Edgar Allan Poe’da “Yeniden Canlandırmanın Korkunç Dramı”: Dişi Vampirlerde Anneyi Canlandırma

Bu çalışmada Edgar Allan Poe’nun kısa öyküleri ve şiirleri psikanalitik edebiyat kuramı vasıtasıyla incelenmiştir. Romantik yazarın kısa ve trajik hayatına Sigmund Freud’un tanımladığı Oedipus Kompleksi ve güçlü ölüm istenci hâkim olmuştur. Bunun en büyük sebebi yazarın yaşadığı travmalar olmuştur. Bu travmalardan yazarda en derin iz bırakanı, annesinin verem ile uzun mücadelesine tanık olduktan sonra onu küçük yaşta kaybetmesi olmuştur. Poe ömrü boyunca bir anne figürü aramış ve eserlerinde, ölü annesini dişi vampir figürleri aracılığıyla canlandırmıştır. Bütün bu figürler ve bu figürlerin tasvir edildiği anlatımlar, bilinçdışının “tekinsiz” (“uncanny”) yansımaları olarak ortaya çıkmaktadır. Bu da Freud’un çalışmalarından uzun bir zaman önce, Poe’nun eserlerinde bilinçdışının derinliklerindeki karanlık yerleri kavradığını göstermektedir.
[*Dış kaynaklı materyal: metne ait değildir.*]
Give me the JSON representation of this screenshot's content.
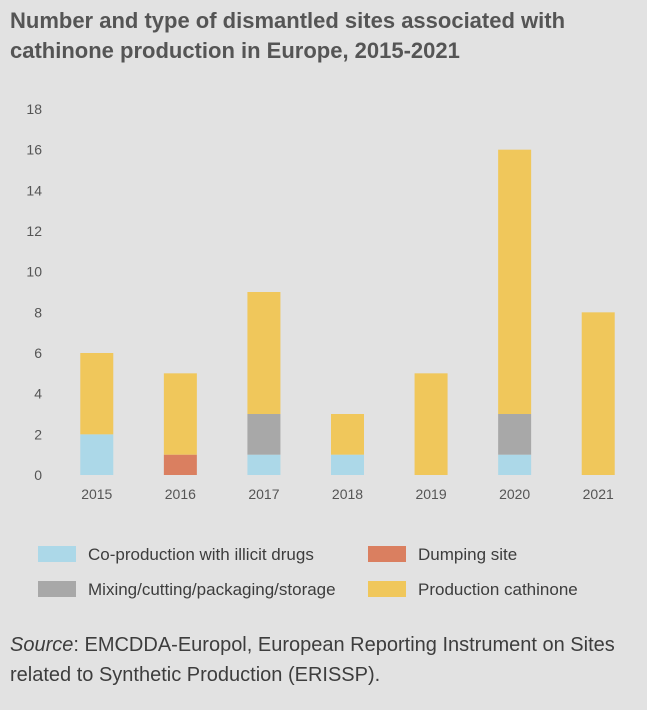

Yazarın kendisinin yansımaları olan anlatıcıları, kendileri için tabuta benzer karanlık alanlar yaratır. Söz konusu imgeler Poe’nun güçlü ölüm arzusundan kaynaklanmaktadır. Poe’nun erkek karakterleri, kendilerini reel yaşamdan, başka bir deyişle bilinçten, izole edip dişi vampirlere odaklanmaktadırlar. Erkek karakterlerin, dişi vampir figürlerine karşı büyük bir hayranlık beslemeleri, yazarın kavuşmak istediği annesini simgelemektedir. Aynı zamanda bu figürler ölümü temsil eder ve bundan dolayı, varlıkları Poe’yu dehşete düşürür. Dolayısıyla, yazarın yarattığı ölümsüz kadınlar, aslında Poe’nun ölü annesi ile bir araya gelme arzusunu dışa vurmaktadır. Yazarın nihai amacı ise, ölüm ile yaşam arasındaki bağı keşfetmektir ve anlamaktır. Bu çalışma, Poe’daki bu teknikleri göstermek için yazarın şiirlerine ve ayrıca, “Berenice”, “Ligeia”, “Morella” ve “Usher Evi’nin Düşüşü” gibi kısa öykülerine odaklanmıştır.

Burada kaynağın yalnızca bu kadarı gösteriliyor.